Understanding Project Stakeholder Psychology: The Path to Effective Project Stakeholder Management and Engagement
Paper Title:
Understanding Project Stakeholder Psychology: The Path to Effective Project Stakeholder Management and Engagement
Abstract:
Effective stakeholder management and engagement is now universally acknowledged by project management practitioners as a crucial critical success factor for virtually every project. However, many projects still encounter serious and unaddressed issues and challenges in dealing with their stakeholders, especially external ones. Often this entails significantly damaging repercussions for both the projects and their stakeholders. A major cause for this deficiency is the evident paucity of knowledge about the underlying psychological factors which profoundly influence stakeholders to act as they do towards projects. On many projects, especially in construction and civil infrastructure development, stakeholders collectively tend to constitute an exceedingly diverse, large and complex community and in project perspective their actions may range from highly supportive to indifferent to highly adversarial. These stances, moreover, are not static but can change over the project life-cycle potentially increasing the level of project risk.
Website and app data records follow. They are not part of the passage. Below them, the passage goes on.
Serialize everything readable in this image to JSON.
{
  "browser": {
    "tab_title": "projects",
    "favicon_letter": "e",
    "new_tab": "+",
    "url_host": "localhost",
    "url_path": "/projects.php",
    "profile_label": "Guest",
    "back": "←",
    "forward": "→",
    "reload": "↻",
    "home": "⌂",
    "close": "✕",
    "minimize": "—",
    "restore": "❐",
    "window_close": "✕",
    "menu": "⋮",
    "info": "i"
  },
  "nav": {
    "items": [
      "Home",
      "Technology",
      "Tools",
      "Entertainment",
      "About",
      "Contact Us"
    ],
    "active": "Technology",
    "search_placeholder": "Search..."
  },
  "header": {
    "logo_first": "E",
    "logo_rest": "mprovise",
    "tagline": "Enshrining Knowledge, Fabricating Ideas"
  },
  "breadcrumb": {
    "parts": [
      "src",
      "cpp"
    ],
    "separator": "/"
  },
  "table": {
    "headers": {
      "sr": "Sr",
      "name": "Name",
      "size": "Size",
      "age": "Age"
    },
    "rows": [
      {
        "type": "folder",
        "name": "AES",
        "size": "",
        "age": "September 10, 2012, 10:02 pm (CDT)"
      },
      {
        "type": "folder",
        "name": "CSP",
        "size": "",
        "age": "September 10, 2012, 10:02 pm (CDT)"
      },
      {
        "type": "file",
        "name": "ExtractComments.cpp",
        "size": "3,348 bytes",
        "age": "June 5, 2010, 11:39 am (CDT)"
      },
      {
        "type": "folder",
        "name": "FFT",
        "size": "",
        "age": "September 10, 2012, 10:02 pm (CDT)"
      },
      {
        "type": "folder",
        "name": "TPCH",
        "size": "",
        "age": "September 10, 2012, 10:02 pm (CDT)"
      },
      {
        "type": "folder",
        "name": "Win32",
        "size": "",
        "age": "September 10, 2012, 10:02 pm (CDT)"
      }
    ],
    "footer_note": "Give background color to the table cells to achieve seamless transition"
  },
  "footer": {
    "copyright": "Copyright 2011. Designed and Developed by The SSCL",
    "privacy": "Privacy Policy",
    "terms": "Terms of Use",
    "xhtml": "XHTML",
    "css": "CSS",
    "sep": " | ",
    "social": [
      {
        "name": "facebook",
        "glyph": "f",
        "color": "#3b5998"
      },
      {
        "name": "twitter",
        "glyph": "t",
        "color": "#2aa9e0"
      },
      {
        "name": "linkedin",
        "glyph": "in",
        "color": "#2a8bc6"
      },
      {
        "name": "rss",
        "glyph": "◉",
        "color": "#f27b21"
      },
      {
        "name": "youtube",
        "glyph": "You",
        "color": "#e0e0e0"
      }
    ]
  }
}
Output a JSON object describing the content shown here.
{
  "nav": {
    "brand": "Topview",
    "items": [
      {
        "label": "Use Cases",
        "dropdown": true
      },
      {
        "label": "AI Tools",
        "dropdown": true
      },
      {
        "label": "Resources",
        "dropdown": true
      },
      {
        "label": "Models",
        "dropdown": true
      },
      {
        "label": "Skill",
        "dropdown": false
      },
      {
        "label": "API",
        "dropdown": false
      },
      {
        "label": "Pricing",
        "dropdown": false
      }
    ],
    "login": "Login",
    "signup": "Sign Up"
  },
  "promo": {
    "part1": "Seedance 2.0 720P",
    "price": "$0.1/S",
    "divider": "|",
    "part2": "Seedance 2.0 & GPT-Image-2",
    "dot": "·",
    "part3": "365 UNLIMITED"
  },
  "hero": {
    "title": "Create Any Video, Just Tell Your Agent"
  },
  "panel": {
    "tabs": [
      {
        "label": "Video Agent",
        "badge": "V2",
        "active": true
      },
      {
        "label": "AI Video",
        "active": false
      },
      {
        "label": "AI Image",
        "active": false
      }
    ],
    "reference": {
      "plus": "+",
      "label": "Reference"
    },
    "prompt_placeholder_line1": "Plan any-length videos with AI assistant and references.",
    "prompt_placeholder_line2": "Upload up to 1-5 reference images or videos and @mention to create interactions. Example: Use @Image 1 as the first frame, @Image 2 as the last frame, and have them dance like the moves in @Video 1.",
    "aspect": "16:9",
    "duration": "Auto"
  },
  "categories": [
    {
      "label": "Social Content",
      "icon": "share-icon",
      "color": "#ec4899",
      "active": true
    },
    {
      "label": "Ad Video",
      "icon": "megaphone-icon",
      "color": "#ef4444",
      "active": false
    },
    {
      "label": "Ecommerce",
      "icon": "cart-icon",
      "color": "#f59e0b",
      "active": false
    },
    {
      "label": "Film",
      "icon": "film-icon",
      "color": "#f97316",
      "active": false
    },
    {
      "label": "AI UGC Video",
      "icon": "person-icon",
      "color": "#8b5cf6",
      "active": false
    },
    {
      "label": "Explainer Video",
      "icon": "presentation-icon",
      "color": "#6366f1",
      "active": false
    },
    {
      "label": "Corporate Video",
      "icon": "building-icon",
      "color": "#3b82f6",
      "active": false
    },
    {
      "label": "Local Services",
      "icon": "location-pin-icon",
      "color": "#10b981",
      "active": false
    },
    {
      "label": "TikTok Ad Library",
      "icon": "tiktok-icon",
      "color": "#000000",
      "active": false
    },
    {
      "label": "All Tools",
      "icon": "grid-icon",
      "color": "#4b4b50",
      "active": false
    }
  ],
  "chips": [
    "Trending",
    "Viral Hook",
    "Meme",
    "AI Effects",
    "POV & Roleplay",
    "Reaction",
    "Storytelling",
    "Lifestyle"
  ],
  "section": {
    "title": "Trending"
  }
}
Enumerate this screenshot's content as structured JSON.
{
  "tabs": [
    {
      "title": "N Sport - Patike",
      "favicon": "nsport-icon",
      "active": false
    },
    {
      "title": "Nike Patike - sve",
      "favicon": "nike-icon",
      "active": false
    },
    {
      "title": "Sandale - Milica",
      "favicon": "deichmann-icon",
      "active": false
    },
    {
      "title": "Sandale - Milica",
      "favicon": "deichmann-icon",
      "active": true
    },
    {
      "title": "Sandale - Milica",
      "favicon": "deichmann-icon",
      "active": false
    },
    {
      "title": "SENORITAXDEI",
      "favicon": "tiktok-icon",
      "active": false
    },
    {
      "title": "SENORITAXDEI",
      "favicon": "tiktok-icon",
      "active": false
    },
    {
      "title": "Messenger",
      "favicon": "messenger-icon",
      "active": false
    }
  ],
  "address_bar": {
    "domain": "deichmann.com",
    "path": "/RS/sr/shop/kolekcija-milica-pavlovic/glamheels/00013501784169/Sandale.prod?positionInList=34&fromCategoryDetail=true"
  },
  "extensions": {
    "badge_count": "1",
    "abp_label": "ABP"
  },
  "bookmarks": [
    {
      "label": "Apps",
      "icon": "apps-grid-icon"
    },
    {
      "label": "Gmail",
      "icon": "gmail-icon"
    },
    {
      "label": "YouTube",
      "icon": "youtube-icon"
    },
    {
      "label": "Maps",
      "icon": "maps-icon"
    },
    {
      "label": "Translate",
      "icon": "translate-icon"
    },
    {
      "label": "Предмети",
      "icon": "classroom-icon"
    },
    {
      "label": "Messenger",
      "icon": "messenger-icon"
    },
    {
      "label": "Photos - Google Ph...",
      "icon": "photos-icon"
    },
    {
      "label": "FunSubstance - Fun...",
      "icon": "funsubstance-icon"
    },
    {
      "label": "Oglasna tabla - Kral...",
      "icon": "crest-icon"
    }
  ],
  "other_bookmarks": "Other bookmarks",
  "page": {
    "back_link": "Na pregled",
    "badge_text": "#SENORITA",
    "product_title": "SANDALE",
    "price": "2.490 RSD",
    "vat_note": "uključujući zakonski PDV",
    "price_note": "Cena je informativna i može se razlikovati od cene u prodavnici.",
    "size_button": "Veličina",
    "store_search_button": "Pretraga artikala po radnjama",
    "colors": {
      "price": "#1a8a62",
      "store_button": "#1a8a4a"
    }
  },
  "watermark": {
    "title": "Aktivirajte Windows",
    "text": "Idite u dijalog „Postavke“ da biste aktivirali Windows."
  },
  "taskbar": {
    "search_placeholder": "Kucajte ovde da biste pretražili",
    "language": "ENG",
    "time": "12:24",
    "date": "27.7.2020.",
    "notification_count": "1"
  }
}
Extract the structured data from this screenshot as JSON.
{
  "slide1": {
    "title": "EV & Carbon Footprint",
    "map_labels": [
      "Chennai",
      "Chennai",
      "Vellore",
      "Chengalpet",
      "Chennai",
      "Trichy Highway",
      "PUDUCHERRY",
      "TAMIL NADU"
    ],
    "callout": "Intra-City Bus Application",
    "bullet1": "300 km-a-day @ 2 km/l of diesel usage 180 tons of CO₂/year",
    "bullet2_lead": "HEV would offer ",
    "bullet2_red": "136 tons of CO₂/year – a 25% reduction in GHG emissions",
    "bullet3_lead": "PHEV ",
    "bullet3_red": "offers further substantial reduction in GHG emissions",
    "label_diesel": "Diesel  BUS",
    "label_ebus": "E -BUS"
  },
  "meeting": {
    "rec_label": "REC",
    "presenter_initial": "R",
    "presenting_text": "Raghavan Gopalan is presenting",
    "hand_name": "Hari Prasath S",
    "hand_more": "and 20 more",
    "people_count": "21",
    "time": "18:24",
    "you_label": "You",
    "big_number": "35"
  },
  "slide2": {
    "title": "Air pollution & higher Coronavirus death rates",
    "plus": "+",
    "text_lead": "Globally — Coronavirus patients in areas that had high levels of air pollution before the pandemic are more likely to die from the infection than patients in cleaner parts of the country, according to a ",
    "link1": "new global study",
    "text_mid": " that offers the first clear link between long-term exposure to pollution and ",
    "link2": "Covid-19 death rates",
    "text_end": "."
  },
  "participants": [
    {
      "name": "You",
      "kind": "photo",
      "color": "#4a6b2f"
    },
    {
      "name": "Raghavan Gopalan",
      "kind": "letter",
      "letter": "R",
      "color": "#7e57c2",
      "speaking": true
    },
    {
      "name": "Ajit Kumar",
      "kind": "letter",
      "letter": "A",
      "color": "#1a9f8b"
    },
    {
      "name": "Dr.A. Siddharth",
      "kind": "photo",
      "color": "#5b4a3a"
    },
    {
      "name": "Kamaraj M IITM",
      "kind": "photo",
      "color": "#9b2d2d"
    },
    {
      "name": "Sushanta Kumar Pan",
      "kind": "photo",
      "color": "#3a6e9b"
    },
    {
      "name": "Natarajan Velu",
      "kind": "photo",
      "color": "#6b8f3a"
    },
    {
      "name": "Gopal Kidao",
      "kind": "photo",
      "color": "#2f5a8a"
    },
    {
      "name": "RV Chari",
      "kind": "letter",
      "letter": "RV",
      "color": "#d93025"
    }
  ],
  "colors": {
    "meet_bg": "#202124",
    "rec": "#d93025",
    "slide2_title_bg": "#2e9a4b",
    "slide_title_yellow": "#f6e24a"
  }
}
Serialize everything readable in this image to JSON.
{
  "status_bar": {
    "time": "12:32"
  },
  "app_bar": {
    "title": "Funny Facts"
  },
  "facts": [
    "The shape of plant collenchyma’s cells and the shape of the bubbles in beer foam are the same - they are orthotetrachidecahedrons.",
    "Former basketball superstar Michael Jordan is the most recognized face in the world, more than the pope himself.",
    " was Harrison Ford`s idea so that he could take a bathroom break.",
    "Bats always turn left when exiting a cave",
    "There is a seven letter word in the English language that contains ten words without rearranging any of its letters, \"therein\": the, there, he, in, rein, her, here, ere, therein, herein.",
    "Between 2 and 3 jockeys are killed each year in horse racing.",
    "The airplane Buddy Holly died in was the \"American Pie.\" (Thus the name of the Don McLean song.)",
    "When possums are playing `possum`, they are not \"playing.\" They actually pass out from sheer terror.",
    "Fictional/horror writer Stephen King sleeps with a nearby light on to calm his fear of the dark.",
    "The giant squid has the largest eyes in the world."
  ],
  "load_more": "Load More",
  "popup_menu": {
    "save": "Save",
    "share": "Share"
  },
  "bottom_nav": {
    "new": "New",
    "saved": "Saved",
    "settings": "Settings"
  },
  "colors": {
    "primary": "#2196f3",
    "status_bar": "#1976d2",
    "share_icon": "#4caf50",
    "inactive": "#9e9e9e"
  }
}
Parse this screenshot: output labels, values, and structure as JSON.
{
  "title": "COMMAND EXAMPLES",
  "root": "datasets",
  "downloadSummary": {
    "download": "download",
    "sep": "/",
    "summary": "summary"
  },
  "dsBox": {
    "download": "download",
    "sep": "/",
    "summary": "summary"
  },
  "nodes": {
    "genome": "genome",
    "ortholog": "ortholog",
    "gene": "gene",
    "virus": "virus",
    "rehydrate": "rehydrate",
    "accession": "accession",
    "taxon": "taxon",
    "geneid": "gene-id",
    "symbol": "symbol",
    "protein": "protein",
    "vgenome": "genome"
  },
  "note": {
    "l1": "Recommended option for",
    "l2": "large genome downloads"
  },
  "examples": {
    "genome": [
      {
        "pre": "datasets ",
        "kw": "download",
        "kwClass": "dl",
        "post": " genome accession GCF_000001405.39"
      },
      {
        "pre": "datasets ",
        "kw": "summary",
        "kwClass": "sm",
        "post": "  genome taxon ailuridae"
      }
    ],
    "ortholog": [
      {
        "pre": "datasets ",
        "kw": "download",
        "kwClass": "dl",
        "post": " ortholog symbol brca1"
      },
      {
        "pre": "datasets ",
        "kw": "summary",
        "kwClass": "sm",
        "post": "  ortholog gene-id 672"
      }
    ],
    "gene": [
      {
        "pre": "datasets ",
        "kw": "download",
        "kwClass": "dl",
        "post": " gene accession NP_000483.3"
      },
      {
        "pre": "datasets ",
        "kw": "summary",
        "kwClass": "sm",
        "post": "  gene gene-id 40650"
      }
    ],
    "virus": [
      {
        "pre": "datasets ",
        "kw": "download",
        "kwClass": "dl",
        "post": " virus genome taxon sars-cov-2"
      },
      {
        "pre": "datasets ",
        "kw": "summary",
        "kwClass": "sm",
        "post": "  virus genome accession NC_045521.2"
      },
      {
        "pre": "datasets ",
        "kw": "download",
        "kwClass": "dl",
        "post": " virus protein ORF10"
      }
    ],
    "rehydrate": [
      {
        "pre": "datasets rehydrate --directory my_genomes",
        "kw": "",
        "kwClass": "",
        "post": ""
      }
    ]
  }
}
Based on an in-depth analysis of available documentation on numerous large completed and on-going projects across the globe, primarily in construction and civil infrastructure development, this research attempts to address this serious knowledge gap. It identifies and discusses seven key psychological factors – interest, motivation, concern, attitude, behavior, expectation and perception – which apply universally to all internal and external stakeholders on every project, whether individual, organizational or otherwise. A thorough understanding of these factors and why and how they influence stakeholders to adopt positions pro or contra projects is essential to assist project owners, planners and executors craft highly effective management and engagement strategies which constitute the foundation for development of an amicable, ethical, mutually beneficial and sustainable relationship with their stakeholders throughout the project life-cycle. By doing so, they can maximize the opportunities for their projects while concurrently and proactively reducing or minimizing the risks to them, existential or lessor, which typically would ensue from possible stakeholder opposition to their projects.